Une nouvelle étude menée par des chercheurs de McGill University et de l’University of Ottawa, en collaboration avec le producteur québécois de cannabis EXKA, suggère que l’électricité statique pourrait apporter une réponse.1 Leur système de séparation tribo‑électrostatique a plus que doublé la concentration totale de THC dans une fraction de kief après trois cycles de traitement. Simultanément, les tiges visibles et les impuretés dans cette fraction ont diminué de 50 %.

Les résultats indiquent une étape de raffinage potentiellement utile pour la transformation du cannabis sans solvant. Cependant, ils nécessitent une qualification importante : concentrer le THC dans une partie d’un matériau n’est pas équivalent à créer davantage de THC. La technologie trie ce qui est déjà présent. Sa valeur commerciale dépendra finalement de son efficacité à réaliser ce tri à grande échelle.

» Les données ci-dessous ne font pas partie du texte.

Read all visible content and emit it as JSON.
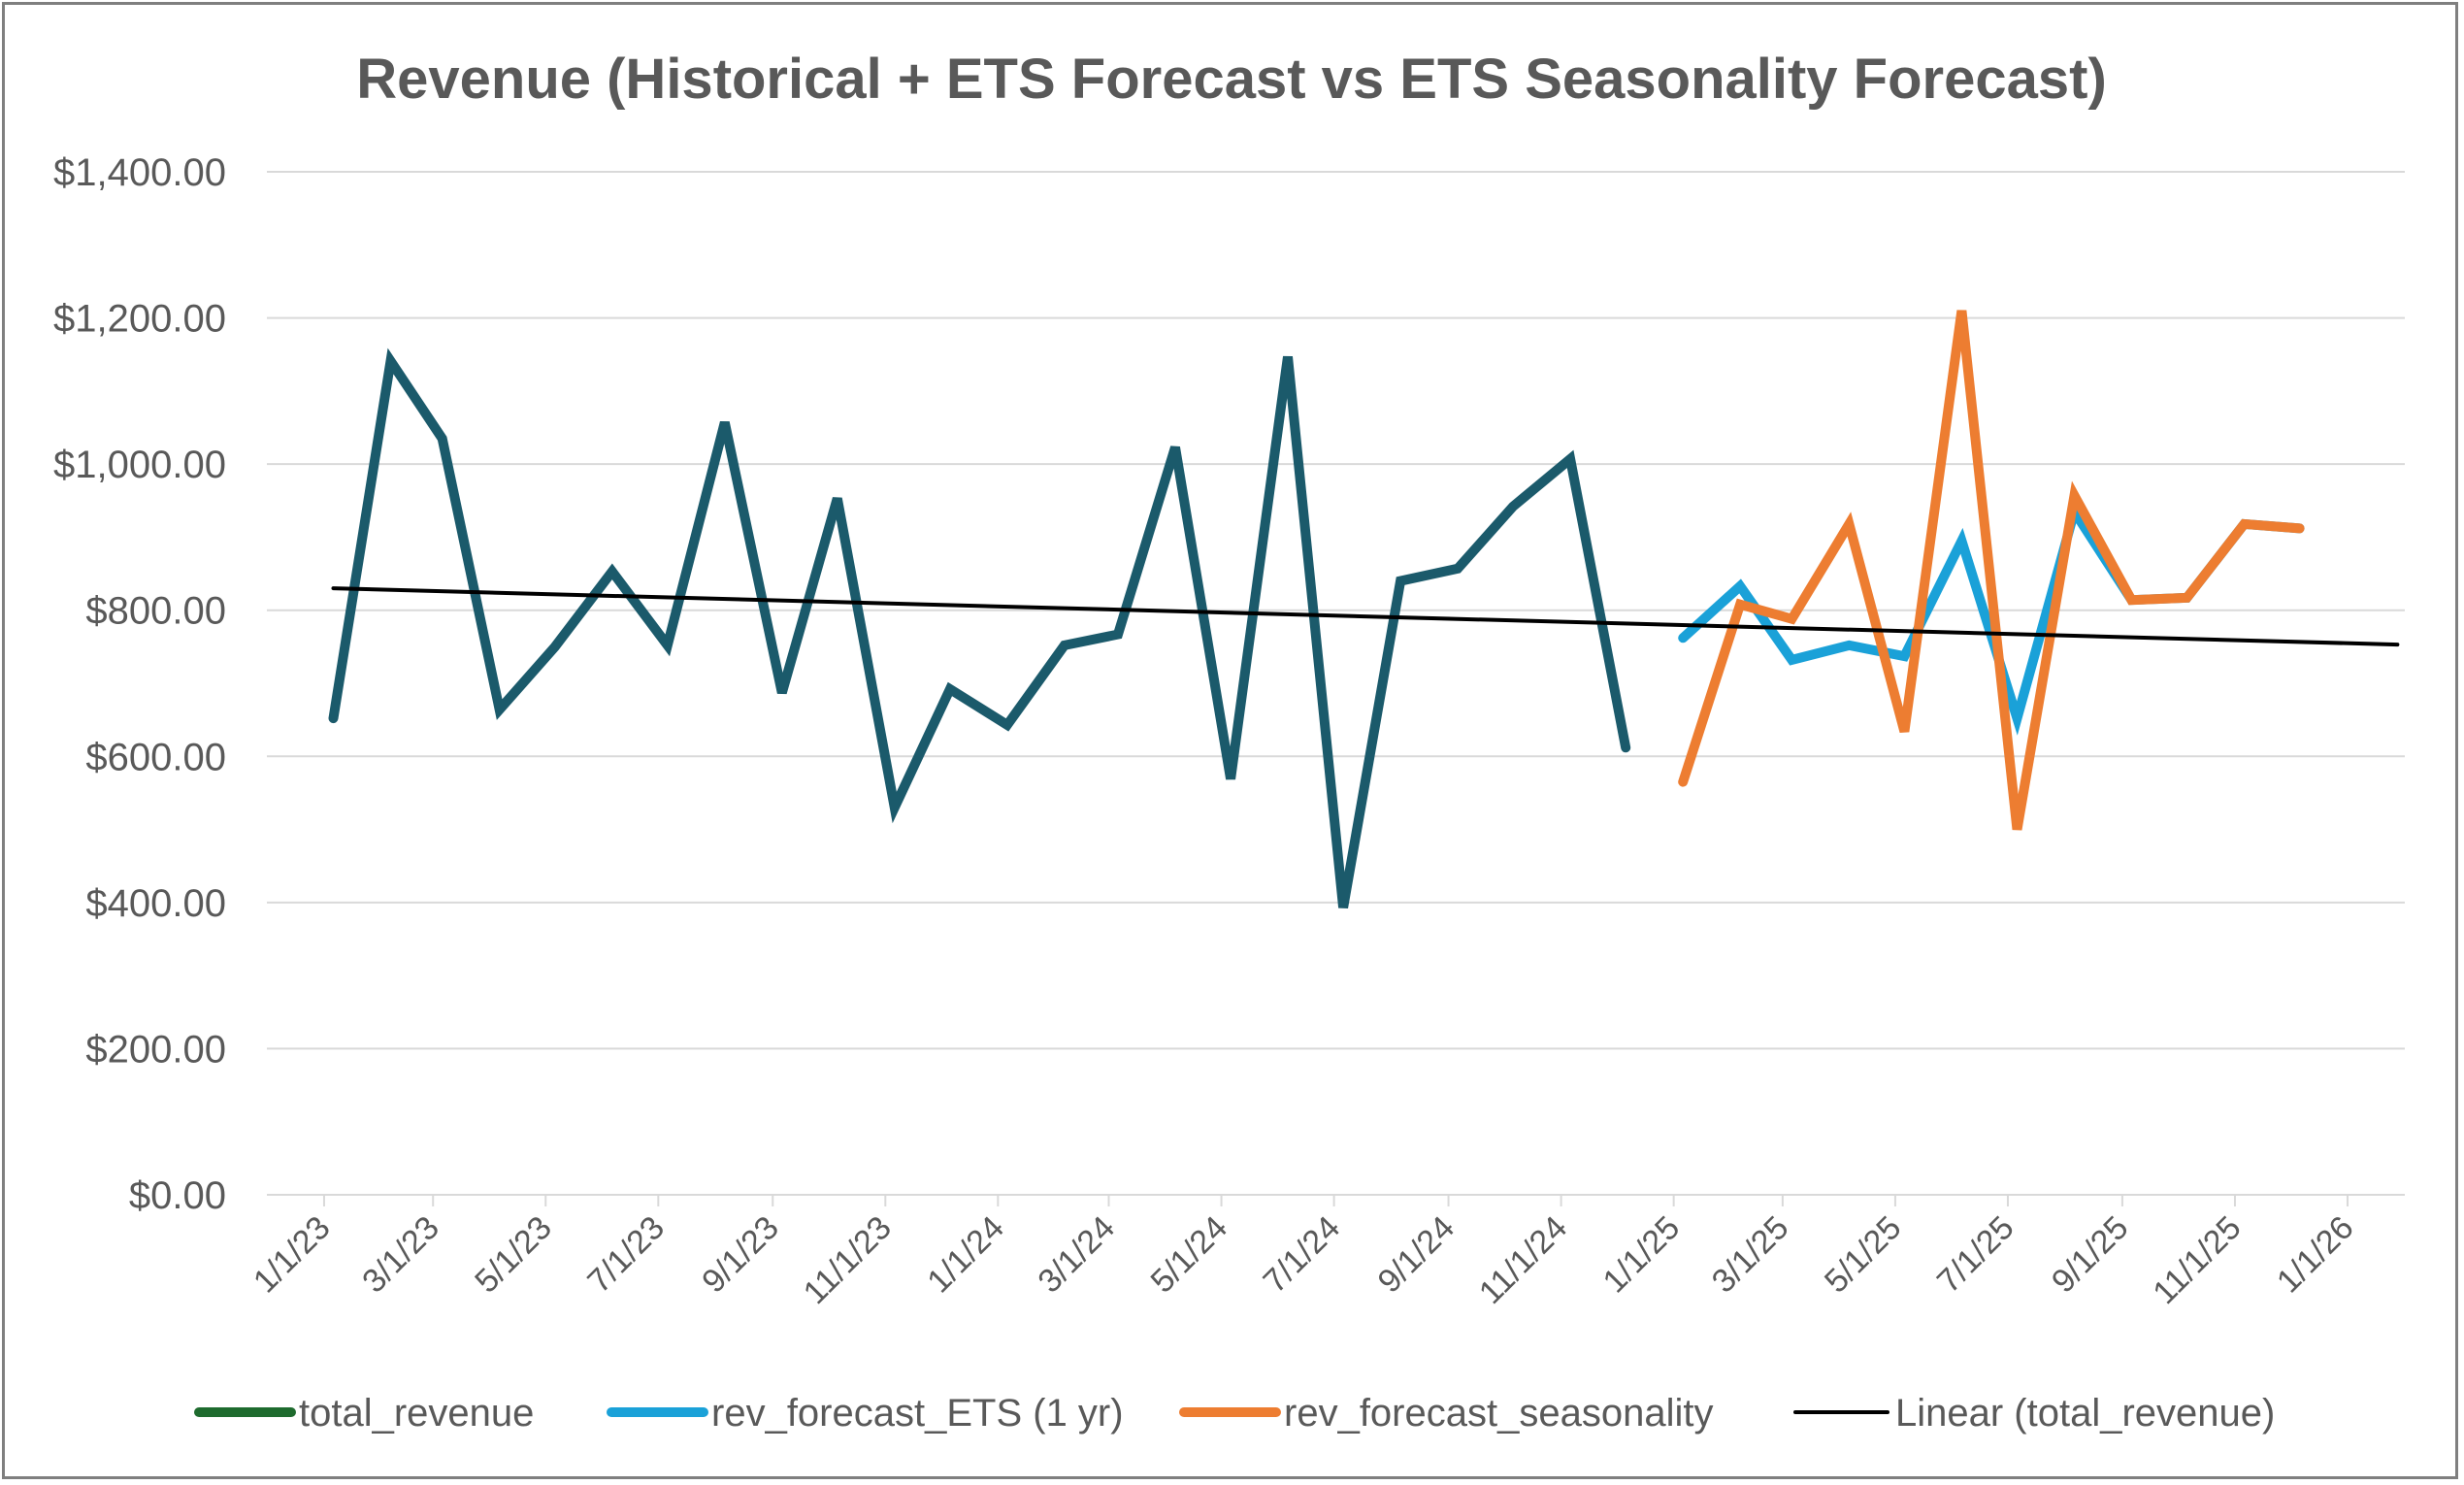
{
  "chart_data": {
    "type": "line",
    "title": "Revenue (Historical + ETS Forecast vs ETS Seasonality Forecast)",
    "xlabel": "",
    "ylabel": "",
    "ylim": [
      0,
      1400
    ],
    "y_ticks": [
      "$0.00",
      "$200.00",
      "$400.00",
      "$600.00",
      "$800.00",
      "$1,000.00",
      "$1,200.00",
      "$1,400.00"
    ],
    "y_tick_values": [
      0,
      200,
      400,
      600,
      800,
      1000,
      1200,
      1400
    ],
    "x_range": [
      "2022-12-01",
      "2026-02-01"
    ],
    "x_ticks": [
      "1/1/23",
      "3/1/23",
      "5/1/23",
      "7/1/23",
      "9/1/23",
      "11/1/23",
      "1/1/24",
      "3/1/24",
      "5/1/24",
      "7/1/24",
      "9/1/24",
      "11/1/24",
      "1/1/25",
      "3/1/25",
      "5/1/25",
      "7/1/25",
      "9/1/25",
      "11/1/25",
      "1/1/26"
    ],
    "x_tick_dates": [
      "2023-01-01",
      "2023-03-01",
      "2023-05-01",
      "2023-07-01",
      "2023-09-01",
      "2023-11-01",
      "2024-01-01",
      "2024-03-01",
      "2024-05-01",
      "2024-07-01",
      "2024-09-01",
      "2024-11-01",
      "2025-01-01",
      "2025-03-01",
      "2025-05-01",
      "2025-07-01",
      "2025-09-01",
      "2025-11-01",
      "2026-01-01"
    ],
    "grid": true,
    "legend_position": "bottom",
    "series": [
      {
        "name": "total_revenue",
        "color": "#1b5a6b",
        "legend_color": "#1e6b2e",
        "points": [
          [
            "2023-01-06",
            652
          ],
          [
            "2023-02-06",
            1141
          ],
          [
            "2023-03-06",
            1035
          ],
          [
            "2023-04-06",
            664
          ],
          [
            "2023-05-06",
            750
          ],
          [
            "2023-06-06",
            853
          ],
          [
            "2023-07-06",
            752
          ],
          [
            "2023-08-06",
            1057
          ],
          [
            "2023-09-06",
            687
          ],
          [
            "2023-10-06",
            953
          ],
          [
            "2023-11-06",
            530
          ],
          [
            "2023-12-06",
            692
          ],
          [
            "2024-01-06",
            643
          ],
          [
            "2024-02-06",
            752
          ],
          [
            "2024-03-06",
            767
          ],
          [
            "2024-04-06",
            1023
          ],
          [
            "2024-05-06",
            569
          ],
          [
            "2024-06-06",
            1147
          ],
          [
            "2024-07-06",
            393
          ],
          [
            "2024-08-06",
            840
          ],
          [
            "2024-09-06",
            857
          ],
          [
            "2024-10-06",
            942
          ],
          [
            "2024-11-06",
            1007
          ],
          [
            "2024-12-06",
            612
          ]
        ]
      },
      {
        "name": "rev_forecast_ETS (1 yr)",
        "color": "#1aa1d8",
        "points": [
          [
            "2025-01-06",
            762
          ],
          [
            "2025-02-06",
            833
          ],
          [
            "2025-03-06",
            732
          ],
          [
            "2025-04-06",
            752
          ],
          [
            "2025-05-06",
            737
          ],
          [
            "2025-06-06",
            895
          ],
          [
            "2025-07-06",
            652
          ],
          [
            "2025-08-06",
            935
          ],
          [
            "2025-09-06",
            814
          ],
          [
            "2025-10-06",
            817
          ],
          [
            "2025-11-06",
            918
          ],
          [
            "2025-12-06",
            912
          ]
        ]
      },
      {
        "name": "rev_forecast_seasonality",
        "color": "#ed7d31",
        "points": [
          [
            "2025-01-06",
            565
          ],
          [
            "2025-02-06",
            808
          ],
          [
            "2025-03-06",
            788
          ],
          [
            "2025-04-06",
            918
          ],
          [
            "2025-05-06",
            634
          ],
          [
            "2025-06-06",
            1210
          ],
          [
            "2025-07-06",
            500
          ],
          [
            "2025-08-06",
            957
          ],
          [
            "2025-09-06",
            814
          ],
          [
            "2025-10-06",
            817
          ],
          [
            "2025-11-06",
            918
          ],
          [
            "2025-12-06",
            912
          ]
        ]
      },
      {
        "name": "Linear (total_revenue)",
        "color": "#000000",
        "trendline": true,
        "points": [
          [
            "2023-01-06",
            830
          ],
          [
            "2026-01-28",
            753
          ]
        ]
      }
    ]
  }
}
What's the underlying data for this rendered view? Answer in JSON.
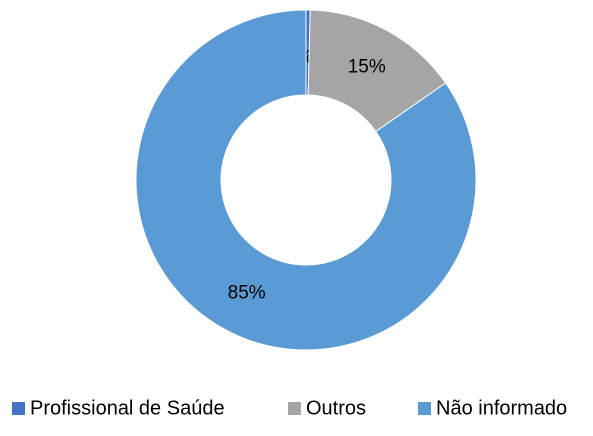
{
  "chart_data": {
    "type": "donut",
    "categories": [
      "Profissional de Saúde",
      "Outros",
      "Não informado"
    ],
    "values": [
      0.4,
      15,
      85
    ],
    "value_labels": [
      "0%",
      "15%",
      "85%"
    ],
    "colors": [
      "#4472c4",
      "#a5a5a5",
      "#5b9bd5"
    ],
    "legend": "bottom"
  }
}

Pourquoi les trichomes du cannabis sont importants

La surface d’une fleur de cannabis contient de petites structures appelées trichomes. Certaines protègent la plante, tandis que les trichomes glandulaires produisent et stockent les cannabinoïdes, les terpènes et d’autres métabolites secondaires. La tête bulbeuse d’un trichome glandulaire mature renferme la majeure partie de la résine recherchée par les consommateurs et les transformateurs.

L’agitation mécanique peut détacher ces structures de la fleur séchée. Faire passer le matériau à travers un tamis fin produit du kief, mais la même action peut également détacher des tiges et des fragments de tissu végétal. Deux lots visuellement similaires peuvent donc contenir des proportions différentes de glandes résineuses et de biomasse indésirable.

Le raffinage traditionnel peut impliquer un tamisage répété, de l’eau glacée, de la chaleur, de la pression ou des solvants chimiques. Chaque approche crée des compromis en termes de pureté, de débit, de coût, de sécurité et de composés volatils. L’intérêt croissant pour cannabis product purity rend la technologie de séparation particulièrement pertinente. Un procédé plus propre doit néanmoins fournir un produit que les laboratoires peuvent caractériser avec précision.

Comment la séparation électrostatique trie le kief

La séparation tribo‑électrostatique utilise les charges électriques générées lorsque différents matériaux se touchent, frottent ou entrent en collision. Elle est liée à la charge statique familière qui se développe lorsque deux surfaces sont frottées l’une contre l’autre, mais les chercheurs ont appliqué le principe dans un dispositif de traitement contrôlé.

L’équipe a placé le kief tamisé à sec dans un tamiseur coulissant fabriqué en polyéthylène haute densité sans danger alimentaire. Au fur et à mesure que les particules se déplaçaient les unes contre les autres, contre un écran en nylon et contre les parois du tamiseur, elles acquéraient des charges électriques différentes. Elles sont ensuite descendues à travers un champ électrique placé entre des électrodes positives et négatives.

L’étude indique que les têtes de trichomes glandulaires sont devenues négativement chargées et se sont déplacées vers l’électrode positive. Les tiges et autres impuretés ont généralement acquis une charge positive et se sont dirigées vers l’électrode négative, bien qu’une partie du matériau soit restée dans la zone de collecte neutre. Ce comportement différentiel a permis à l’appareil de séparer physiquement les particules mélangées sans dissoudre leurs contenus chimiques.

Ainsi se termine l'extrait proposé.